Illustrating one safety problem, Rapp showed that an assailant could throw an officer off balance by grabbing his hair from the rear and levering against the patrolman’s back. After noting that the prohibition against “ponytails” was thus a proper one, the District Court stated:
“The remainder of 2/2.16A, however, bears no relationship to safety but rather related to hair styling. The potential danger in hairdress is the ability of the offender to grip the hair and hold the fate of the police officer in his hand. Bulk and length of the hair is not regulated except as it interferes with ‘the proper wear of any authorized headgear.’ Thus the regulation would permit bulky and lengthy hair on the top of the head, thereby presenting the very problem that was demonstrated. In the remaining subdivisions, sideburns, mustaches and wigs are regulated and beards are barred. No proof was offered to support any claim of the need for the protection of the police officer in the pertinent regulations.” Pet. for Cert. 7a.

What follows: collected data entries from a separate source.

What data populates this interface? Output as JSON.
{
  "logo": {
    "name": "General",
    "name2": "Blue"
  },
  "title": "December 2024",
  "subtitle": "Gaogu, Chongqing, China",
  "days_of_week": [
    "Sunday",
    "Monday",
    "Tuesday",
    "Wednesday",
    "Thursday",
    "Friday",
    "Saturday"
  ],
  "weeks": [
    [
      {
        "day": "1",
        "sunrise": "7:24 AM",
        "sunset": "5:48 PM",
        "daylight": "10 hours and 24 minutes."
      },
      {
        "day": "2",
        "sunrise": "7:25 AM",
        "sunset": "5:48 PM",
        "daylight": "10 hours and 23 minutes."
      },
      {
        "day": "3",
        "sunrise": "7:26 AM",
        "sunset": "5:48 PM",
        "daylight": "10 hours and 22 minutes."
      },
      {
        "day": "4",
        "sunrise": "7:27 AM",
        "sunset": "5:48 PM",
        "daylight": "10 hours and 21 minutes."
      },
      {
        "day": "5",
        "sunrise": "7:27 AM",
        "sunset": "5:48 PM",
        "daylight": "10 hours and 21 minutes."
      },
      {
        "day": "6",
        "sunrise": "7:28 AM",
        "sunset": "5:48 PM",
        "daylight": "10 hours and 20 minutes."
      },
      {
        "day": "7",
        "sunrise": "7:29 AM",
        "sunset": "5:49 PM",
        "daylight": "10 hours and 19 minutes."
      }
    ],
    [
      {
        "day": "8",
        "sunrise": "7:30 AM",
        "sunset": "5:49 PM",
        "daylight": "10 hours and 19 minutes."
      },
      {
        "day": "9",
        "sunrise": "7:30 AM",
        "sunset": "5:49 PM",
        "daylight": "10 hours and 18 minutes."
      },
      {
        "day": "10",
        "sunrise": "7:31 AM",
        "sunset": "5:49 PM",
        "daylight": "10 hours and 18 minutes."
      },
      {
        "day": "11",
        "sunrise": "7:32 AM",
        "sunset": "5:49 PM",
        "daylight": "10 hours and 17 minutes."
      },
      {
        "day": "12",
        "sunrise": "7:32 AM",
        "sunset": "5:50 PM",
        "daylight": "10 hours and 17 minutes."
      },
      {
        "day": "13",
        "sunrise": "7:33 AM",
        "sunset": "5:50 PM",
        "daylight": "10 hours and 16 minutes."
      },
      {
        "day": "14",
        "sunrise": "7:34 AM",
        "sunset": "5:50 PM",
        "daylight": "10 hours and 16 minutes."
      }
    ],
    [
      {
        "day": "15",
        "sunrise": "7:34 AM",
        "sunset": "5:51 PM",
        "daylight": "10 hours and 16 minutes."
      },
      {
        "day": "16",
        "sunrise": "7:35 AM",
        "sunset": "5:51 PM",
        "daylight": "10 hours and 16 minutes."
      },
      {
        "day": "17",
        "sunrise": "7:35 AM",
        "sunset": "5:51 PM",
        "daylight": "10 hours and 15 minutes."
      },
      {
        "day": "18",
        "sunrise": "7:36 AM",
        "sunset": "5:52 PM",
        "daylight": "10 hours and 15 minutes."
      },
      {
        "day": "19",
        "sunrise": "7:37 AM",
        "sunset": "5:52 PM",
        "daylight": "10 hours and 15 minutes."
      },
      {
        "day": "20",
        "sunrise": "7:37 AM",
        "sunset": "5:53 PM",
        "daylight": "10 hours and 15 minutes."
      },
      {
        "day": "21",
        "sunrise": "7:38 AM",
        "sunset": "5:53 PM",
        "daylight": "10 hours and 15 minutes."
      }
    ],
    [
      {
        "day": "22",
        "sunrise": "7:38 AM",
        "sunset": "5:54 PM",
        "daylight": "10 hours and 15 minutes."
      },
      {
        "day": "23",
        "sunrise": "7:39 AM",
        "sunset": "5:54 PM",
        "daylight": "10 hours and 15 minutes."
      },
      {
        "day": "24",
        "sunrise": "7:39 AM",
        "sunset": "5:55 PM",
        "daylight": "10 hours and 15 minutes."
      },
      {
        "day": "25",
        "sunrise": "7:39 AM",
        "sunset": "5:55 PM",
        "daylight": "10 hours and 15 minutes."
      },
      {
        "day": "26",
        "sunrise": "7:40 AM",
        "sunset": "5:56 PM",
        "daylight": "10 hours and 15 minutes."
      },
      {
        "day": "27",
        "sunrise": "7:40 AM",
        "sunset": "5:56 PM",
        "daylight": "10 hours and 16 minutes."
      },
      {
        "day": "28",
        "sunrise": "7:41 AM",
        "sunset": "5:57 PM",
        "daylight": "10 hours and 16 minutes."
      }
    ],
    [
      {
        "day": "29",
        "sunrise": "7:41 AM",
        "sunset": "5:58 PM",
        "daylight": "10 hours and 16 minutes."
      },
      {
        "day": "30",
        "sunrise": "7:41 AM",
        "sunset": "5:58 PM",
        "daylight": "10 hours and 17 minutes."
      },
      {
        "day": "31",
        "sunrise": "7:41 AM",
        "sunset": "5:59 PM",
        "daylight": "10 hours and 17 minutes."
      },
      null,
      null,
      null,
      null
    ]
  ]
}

The District Court’s findings with respect to the relationship between morale and grooming standards are as follows:
“The high morale of police personnel is a matter of grave concern to the department. Proper grooming is an ingredient of the esprit de corps of a good law enforcement organization. The self-esteem generated in the individual and the respect commanded from the public it serves promotes [sic] the efficiency of the organization’s work. However, with the exception of the general requirement that hair, sideburns and mustaches be neatly trimmed, the regulations do not provide standards for proper grooming. Rather, the standards do nothing more than demand uniformity. Uniformity for uniformity’s sake does not establish a public need. Defendant offered no proof that beards, goatees, hair styles that extend below the ears or collar, or sideburns that extend below the lowest part of the ear or beyond 2" in width and do not end with a cleanshaven horizontal line affect the morale of the members of the police department or earn the disrespect of the public.” Id., at 7a-8a.
While noting Rapp’s testimony that uniformity was required for identification, the District Court stated: “It would appear, however, *244that the uniform (issued by the department) supplies the necessary identification for police work.”
Rules and Procedures 4/1.0-4/1.3.
Id., 6/2.2.
Id., 2/2.5.
Id., 2/5.1.
See, e. g., id., 2/14.0 et seq. (Code of Ethics).
The Court of Appeals itself found that while there was no desire on the part of local governments like Suffolk County to create a “military force,” “[t]he use of such organization evolved as a 'practical administrative solution . . . 483 F. 2d, at 1128-1129 (emphasis added).